The binding legal principles established are: (1) Winding-up proceedings ought not to be used to enforce payment of a debt that is disputed on bona fide and reasonable grounds (the 'Badenhorst rule'). (2) Once a respondent's indebtedness has prima facie been established, the onus is on the respondent to show that this indebtedness is disputed on bona fide and reasonable grounds. (3) The existence of a counterclaim which, if established, would result in discharge by set-off of an applicant's claim for liquidation is not, in itself, a reason for refusing to grant a winding-up order, but may be a factor in exercising discretion. (4) An unpaid creditor has a right, ex debito justitiae, to a winding-up order against a company that has not discharged its debt. (5) The discretion of a court to refuse to grant a winding-up order where an unpaid creditor applies is a very narrow one, rarely exercised and only in special or unusual circumstances. (6) Mere recourse to a counterclaim will not enable a respondent to successfully resist a winding-up application; the onus is not discharged merely by claiming the existence of a counterclaim.
The Court made several obiter observations: (1) Different considerations may apply where business rescue proceedings are being considered under the new Companies Act 71 of 2008, but these were not relevant to the present proceedings. (2) There was discussion about whether the Bill of Rights (particularly s 22 on the right to trade and s 34 on the right to a fair hearing) might require a broader discretion in refusing liquidation orders.
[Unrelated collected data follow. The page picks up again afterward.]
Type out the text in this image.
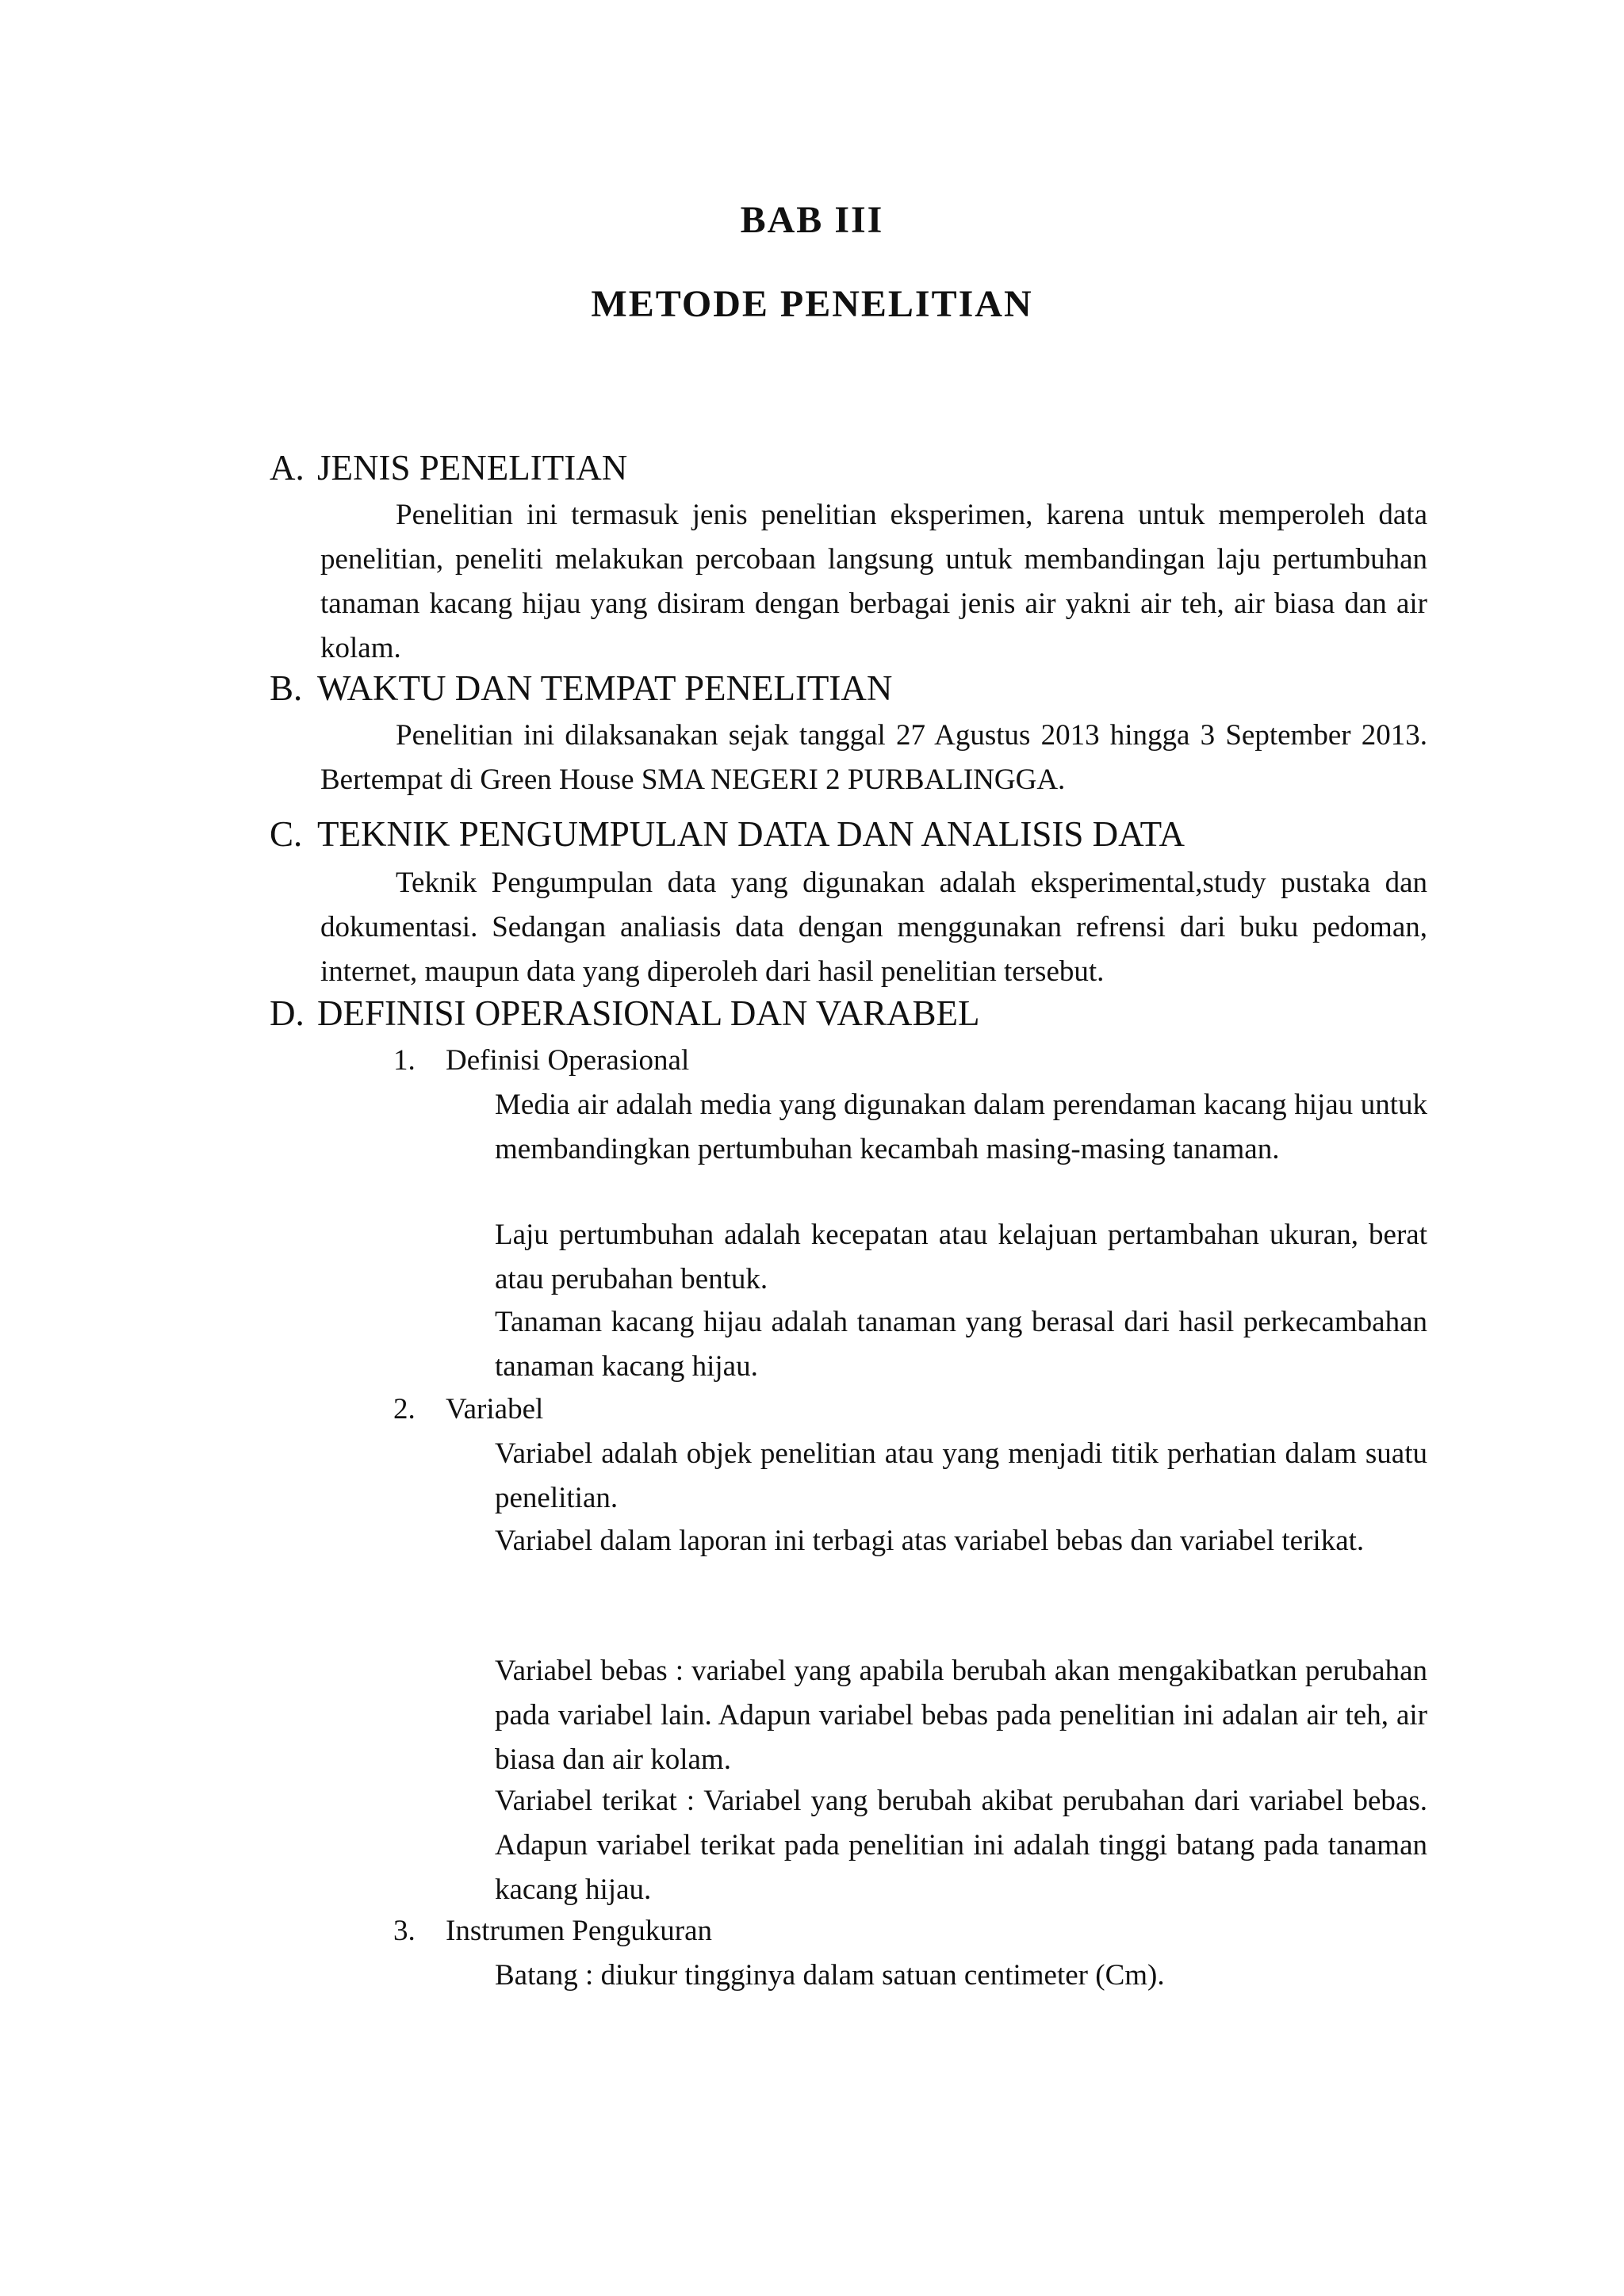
BAB III
METODE PENELITIAN
A. JENIS PENELITIAN
Penelitian ini termasuk jenis penelitian eksperimen, karena untuk memperoleh data penelitian, peneliti melakukan percobaan langsung untuk membandingan laju pertumbuhan tanaman kacang hijau yang disiram dengan berbagai jenis air yakni air teh, air biasa dan air kolam.
B. WAKTU DAN TEMPAT PENELITIAN
Penelitian ini dilaksanakan sejak tanggal 27 Agustus 2013 hingga 3 September 2013. Bertempat di Green House SMA NEGERI 2 PURBALINGGA.
C. TEKNIK PENGUMPULAN DATA DAN ANALISIS DATA
Teknik Pengumpulan data yang digunakan adalah eksperimental,study pustaka dan dokumentasi. Sedangan analiasis data dengan menggunakan refrensi dari buku pedoman, internet, maupun data yang diperoleh dari hasil penelitian tersebut.
D. DEFINISI OPERASIONAL DAN VARABEL
1. Definisi Operasional
Media air adalah media yang digunakan dalam perendaman kacang hijau untuk membandingkan pertumbuhan kecambah masing-masing tanaman.
Laju pertumbuhan adalah kecepatan atau kelajuan pertambahan ukuran, berat atau perubahan bentuk.
Tanaman kacang hijau adalah tanaman yang berasal dari hasil perkecambahan tanaman kacang hijau.
2. Variabel
Variabel adalah objek penelitian atau yang menjadi titik perhatian dalam suatu penelitian.
Variabel dalam laporan ini terbagi atas variabel bebas dan variabel terikat.
Variabel bebas : variabel yang apabila berubah akan mengakibatkan perubahan pada variabel lain. Adapun variabel bebas pada penelitian ini adalan air teh, air biasa dan air kolam.
Variabel terikat : Variabel yang berubah akibat perubahan dari variabel bebas. Adapun variabel terikat pada penelitian ini adalah tinggi batang pada tanaman kacang hijau.
3. Instrumen Pengukuran
Batang : diukur tingginya dalam satuan centimeter (Cm).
The Court found it unnecessary to decide this issue as no human rights were shown to be affected - the respondent was not trading and there was no allegation that jobs would be lost. (3) The Court commented on regional variance and individual judicial preferences regarding whether to grant provisional versus final winding-up orders first. (4) To the extent that the case of Ter Beek v United Resources CC is inconsistent with the reasoning in this judgment, it should not be followed. (5) The Court noted that the English case Re: Portman Provincial Cinemas Ltd may have been wrongly decided and that English law should not necessarily be applied in South African courts on this issue, though it was unnecessary to decide these points definitively.
This case is significant in South African company law and insolvency law for reaffirming and clarifying several key principles: (1) The 'Badenhorst rule' that winding-up proceedings should not be used to enforce disputed debts, but the onus is on the respondent to prove the dispute is bona fide and on reasonable grounds once prima facie indebtedness is shown. (2) A mere counterclaim does not automatically bar a winding-up order; the respondent must discharge the onus of showing genuine dispute. (3) An unpaid creditor has a right ex debito justitiae to a winding-up order. (4) The court's discretion to refuse a winding-up order is narrow, not broad, and is exercised only in special or unusual circumstances. (5) The case clarifies the burden of proof and evidentiary requirements in liquidation applications. It also addresses the relationship between counterclaims and liquidation proceedings, rejecting an overly broad application of English law principles. The judgment provides important guidance on when courts should grant final versus provisional winding-up orders.